Japan is the poster child for Keynesian economics. Ever since a bubble popped about 25 years ago, Japanese politician have adopted one so-called stimulus scheme after another.
Lots of additional government spending. Plenty of gimmicky tax cuts. All of which were designed according to the Keynesian theory that presumes that governments should borrow money and somehow get those funds into people’s pockets so they can buy things and supposedly jump-start the economy.
Japanese politicians were extraordinarily successful, at least at borrowing money. Government debt has quadrupled, jumping to way-beyond-Greece levels of about 250 percent of economic output.
But all this Keynesian stimulus hasn’t helped growth.
The lost decade of the 1990s turned into another lost decade and now the nation is mired in another lost decade. This chart from the Heritage Foundation tells you everything you need to know about what happens when a country listens to people like Paul Krugman.
But it’s not just Paul Krugman cheering Japan’s Keynesian splurge.
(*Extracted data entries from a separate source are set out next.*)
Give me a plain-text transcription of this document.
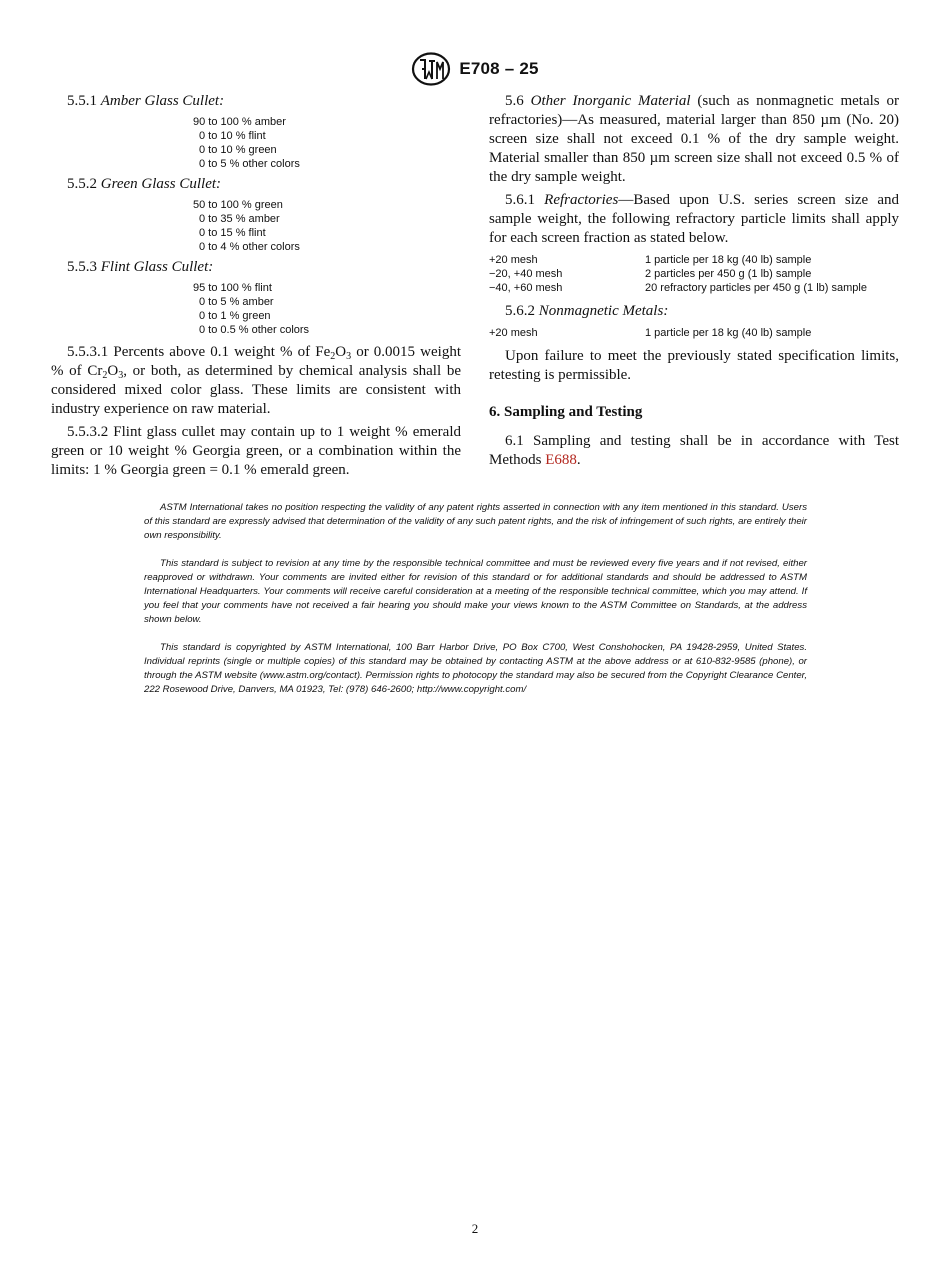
E708 – 25

5.5.1 Amber Glass Cullet:

90 to 100 % amber
0 to 10 % flint
0 to 10 % green
0 to 5 % other colors

5.5.2 Green Glass Cullet:

50 to 100 % green
0 to 35 % amber
0 to 15 % flint
0 to 4 % other colors

5.5.3 Flint Glass Cullet:

95 to 100 % flint
0 to 5 % amber
0 to 1 % green
0 to 0.5 % other colors

5.5.3.1 Percents above 0.1 weight % of $Fe_2O_3$ or 0.0015 weight % of $Cr_2O_3$, or both, as determined by chemical analysis shall be considered mixed color glass. These limits are consistent with industry experience on raw material.

5.5.3.2 Flint glass cullet may contain up to 1 weight % emerald green or 10 weight % Georgia green, or a combination within the limits: 1 % Georgia green = 0.1 % emerald green.

5.6 Other Inorganic Material (such as nonmagnetic metals or refractories)—As measured, material larger than 850 µm (No. 20) screen size shall not exceed 0.1 % of the dry sample weight. Material smaller than 850 µm screen size shall not exceed 0.5 % of the dry sample weight.

5.6.1 Refractories—Based upon U.S. series screen size and sample weight, the following refractory particle limits shall apply for each screen fraction as stated below.

+20 mesh	1 particle per 18 kg (40 lb) sample
−20, +40 mesh	2 particles per 450 g (1 lb) sample
−40, +60 mesh	20 refractory particles per 450 g (1 lb) sample

5.6.2 Nonmagnetic Metals:

+20 mesh	1 particle per 18 kg (40 lb) sample

Upon failure to meet the previously stated specification limits, retesting is permissible.

6. Sampling and Testing

6.1 Sampling and testing shall be in accordance with Test Methods E688.

ASTM International takes no position respecting the validity of any patent rights asserted in connection with any item mentioned in this standard. Users of this standard are expressly advised that determination of the validity of any such patent rights, and the risk of infringement of such rights, are entirely their own responsibility.

This standard is subject to revision at any time by the responsible technical committee and must be reviewed every five years and if not revised, either reapproved or withdrawn. Your comments are invited either for revision of this standard or for additional standards and should be addressed to ASTM International Headquarters. Your comments will receive careful consideration at a meeting of the responsible technical committee, which you may attend. If you feel that your comments have not received a fair hearing you should make your views known to the ASTM Committee on Standards, at the address shown below.

This standard is copyrighted by ASTM International, 100 Barr Harbor Drive, PO Box C700, West Conshohocken, PA 19428-2959, United States. Individual reprints (single or multiple copies) of this standard may be obtained by contacting ASTM at the above address or at 610-832-9585 (phone), or through the ASTM website (www.astm.org/contact). Permission rights to photocopy the standard may also be secured from the Copyright Clearance Center, 222 Rosewood Drive, Danvers, MA 01923, Tel: (978) 646-2600; http://www.copyright.com/

2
The dumpster fire otherwise known as the International Monetary Fund has looked at the disaster of the past twenty-five years and decided that Japan needs more of the same.
I’m not joking.
The Financial Times reports on the latest episode of this Keynesian farce, aided and abetted by the hacks at the IMF.
Japan must redouble economic stimulus…the International Monetary Fund has warned in a tough verdict on the world’s third-largest economy. Prime minister Shinzo Abe needs to “reload” his Abenomics programme with an incomes policy to drive up wages, on top of monetary and fiscal stimulus, the IMF said after its annual mission to Tokyo. …David Lipton, the IMF’s number two official, in an interview with the Financial Times…argued that Japan should adopt an incomes policy, where employers — including the government — would raise wages by 3 per cent a year, with tax incentives and a “comply or explain” mechanism to back it up. …Mr Lipton and the IMF gave a broad endorsement to negative interest rates. The BoJ sparked a political backlash when it cut rates to minus 0.1 per cent in January.
Some people thought I was being harsh when I referred to the IMF as the Dr. Kevorkian of the global economy.
I now feel that I should apologize to the now-departed suicide doctor.
After all, Dr. Kevorkian probably never did something as duplicitous as advising governments to boost tax burdens and then publishing a report to say that the subsequent economic damage was evidence against the free-market agenda.
P.S. The IMF is not the only international bureaucracy that is giving Japan bad advice. The OECD keeps advising the government to boost the value-added tax.
P.P.S. Japan’s government is sometimes so incompetent that it can’t even waste money successfully.
P.P.P.S. Though Japan does win the prize for the strangest government regulation.
P.P.P.P.S. By the way, here’s another example of the IMF in action. Sri Lanka’s economy is in trouble in part because of excessive government spending.
So the IMF naturally wants to do a bailout. But, as Reuters reports, the bureaucrats at the IMF want Sri Lanka to impose higher taxes.
Sri Lanka will raise its value added tax and reintroduce capital gains tax…ahead of talks on a $1.5-billion loan it is seeking from the International Monetary Fund. …The IMF has long called on Sri Lanka to…raise revenues… These are likely to be the main conditions for the grant of a loan, economists say.
P.P.P.P.P.S. On a separate topic, the British will have a chance to escape the European Union this Thursday.
I explained last week that Brexit would be economically beneficial to the United Kingdom, but independence also is a good idea simply because the European Commission and European Parliament (and other associated bureaucracies) are reprehensible rackets for the benefit of insiders.
In other words, Brussels is like Washington. Sort of a scam to transfer money from taxpayers to the elite.
Though I wonder whether the goodies for EU bureaucrats can possibly be as lavish as those provided to OECD employees. I don’t know if the bureaucrats at the OECD get free Viagra, but they pay zero income tax, which surely must be better than the special low tax rate that EU bureaucrats have arranged for themselves.